January Buchla Project: Day 18 – The Journey

I remarked earlier today that there was something magical feeling about turning off the lights, putting on headphones and just watching the synths do their thing. It feels like a mad scientist’s wonderland, an LED powered fortress of solitude. Watching the blinking and pulsing this morning was thinking about where this whole series was headed and about where I’d expected it to lead and how the way things play out is always different than you expect, and the people that can enjoy that journey are very different at the core than those who get stressed when plans don’t play out to the letter. I like a little bit of chaos and a little bit of unknown. I know a general direction but not an exact path. My friend Joi Ito says “compasses over maps” and I think that is a good mantra both in life and with these unwieldy yet elegant instruments. Have an idea where you want to go but let the path find its own way to get there. Here my Buchla Music Easel and my Make Noise Shared System are playing beautifully together but aren’t synced in anyway. I’m going to pull a 20-30 minute track out of this patch sometime this weekend I hope, I haven’t had the chance though I’ve been noodling on it for days. I’m trying to decide if it needs or would benefit from tape loops of Tokyo sounds, kind of making it an ode to my first 6 months of living here. Guess we’ll find out when we get to that bridge…
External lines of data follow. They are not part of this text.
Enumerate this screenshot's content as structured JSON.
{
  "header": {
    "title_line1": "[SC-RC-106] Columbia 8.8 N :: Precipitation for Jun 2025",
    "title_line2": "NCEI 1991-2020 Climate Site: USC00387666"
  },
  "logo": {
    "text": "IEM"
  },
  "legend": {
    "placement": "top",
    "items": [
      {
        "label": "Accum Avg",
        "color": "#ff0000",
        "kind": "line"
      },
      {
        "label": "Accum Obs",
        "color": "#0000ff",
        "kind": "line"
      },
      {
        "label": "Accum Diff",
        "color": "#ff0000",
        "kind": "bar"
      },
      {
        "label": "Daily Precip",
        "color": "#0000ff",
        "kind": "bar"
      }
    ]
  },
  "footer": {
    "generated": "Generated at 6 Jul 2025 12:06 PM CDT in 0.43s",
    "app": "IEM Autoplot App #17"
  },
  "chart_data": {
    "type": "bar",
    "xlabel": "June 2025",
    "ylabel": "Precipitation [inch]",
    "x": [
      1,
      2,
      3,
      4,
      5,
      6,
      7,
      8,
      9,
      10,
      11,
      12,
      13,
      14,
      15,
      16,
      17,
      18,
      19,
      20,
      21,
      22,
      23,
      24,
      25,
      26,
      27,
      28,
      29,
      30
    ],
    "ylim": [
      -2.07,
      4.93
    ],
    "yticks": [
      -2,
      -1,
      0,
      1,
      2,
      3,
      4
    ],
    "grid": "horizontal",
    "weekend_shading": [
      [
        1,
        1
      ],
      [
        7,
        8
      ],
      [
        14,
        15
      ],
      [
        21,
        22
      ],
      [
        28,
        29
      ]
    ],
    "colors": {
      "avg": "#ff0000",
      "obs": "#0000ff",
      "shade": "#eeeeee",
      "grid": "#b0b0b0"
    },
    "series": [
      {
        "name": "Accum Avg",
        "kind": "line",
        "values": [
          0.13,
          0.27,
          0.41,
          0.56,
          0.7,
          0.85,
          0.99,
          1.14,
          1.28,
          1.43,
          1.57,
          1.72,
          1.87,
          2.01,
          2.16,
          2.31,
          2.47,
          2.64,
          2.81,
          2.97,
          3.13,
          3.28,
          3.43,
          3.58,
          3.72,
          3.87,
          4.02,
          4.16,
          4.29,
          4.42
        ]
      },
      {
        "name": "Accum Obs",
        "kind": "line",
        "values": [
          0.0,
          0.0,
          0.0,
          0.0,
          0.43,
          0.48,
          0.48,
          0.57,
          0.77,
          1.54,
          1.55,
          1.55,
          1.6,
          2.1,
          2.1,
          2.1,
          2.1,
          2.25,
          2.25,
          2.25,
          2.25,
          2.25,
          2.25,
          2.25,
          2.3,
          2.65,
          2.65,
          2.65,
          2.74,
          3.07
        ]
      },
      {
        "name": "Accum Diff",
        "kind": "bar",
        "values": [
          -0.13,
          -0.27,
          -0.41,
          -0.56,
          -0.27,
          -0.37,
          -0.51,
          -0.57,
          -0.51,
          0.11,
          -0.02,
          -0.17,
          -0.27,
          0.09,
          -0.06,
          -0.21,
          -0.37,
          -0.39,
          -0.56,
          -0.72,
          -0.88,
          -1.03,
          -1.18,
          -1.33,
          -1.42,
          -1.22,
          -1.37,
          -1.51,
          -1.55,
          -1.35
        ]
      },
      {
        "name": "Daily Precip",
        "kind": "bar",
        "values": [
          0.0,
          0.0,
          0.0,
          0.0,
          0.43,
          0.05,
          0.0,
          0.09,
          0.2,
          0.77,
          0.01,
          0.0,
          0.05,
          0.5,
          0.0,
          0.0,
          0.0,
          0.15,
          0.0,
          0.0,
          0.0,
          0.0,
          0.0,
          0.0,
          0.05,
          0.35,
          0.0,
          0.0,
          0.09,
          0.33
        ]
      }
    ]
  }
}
January Buchla Project: Day 17 – Expectations

I spent a lot of today thinking about a composition and how I wanted it to work, and when I finally had a few minutes to play with knobs and cables I just couldn’t get it there. I got close, and ended up somewhere that wasn’t at all bad, but wasn’t the thing I had in my head going into it. The Buchla Music Easel does that I lot l find, it gives you some thing, just not what you’d necessarily expected. Speaking of expectations there is another tweakable thing that I always think to explore but just never have. The 3 CV outs from the keyboard module correspond to the 3 CV ins above them, but they don’t have to. They can be rerouted and hijacked in any number of ways. Send the sequencer CV to the pressure CVIN and simulate keystrokes maybe? Turn a pulse into a gate? So many options.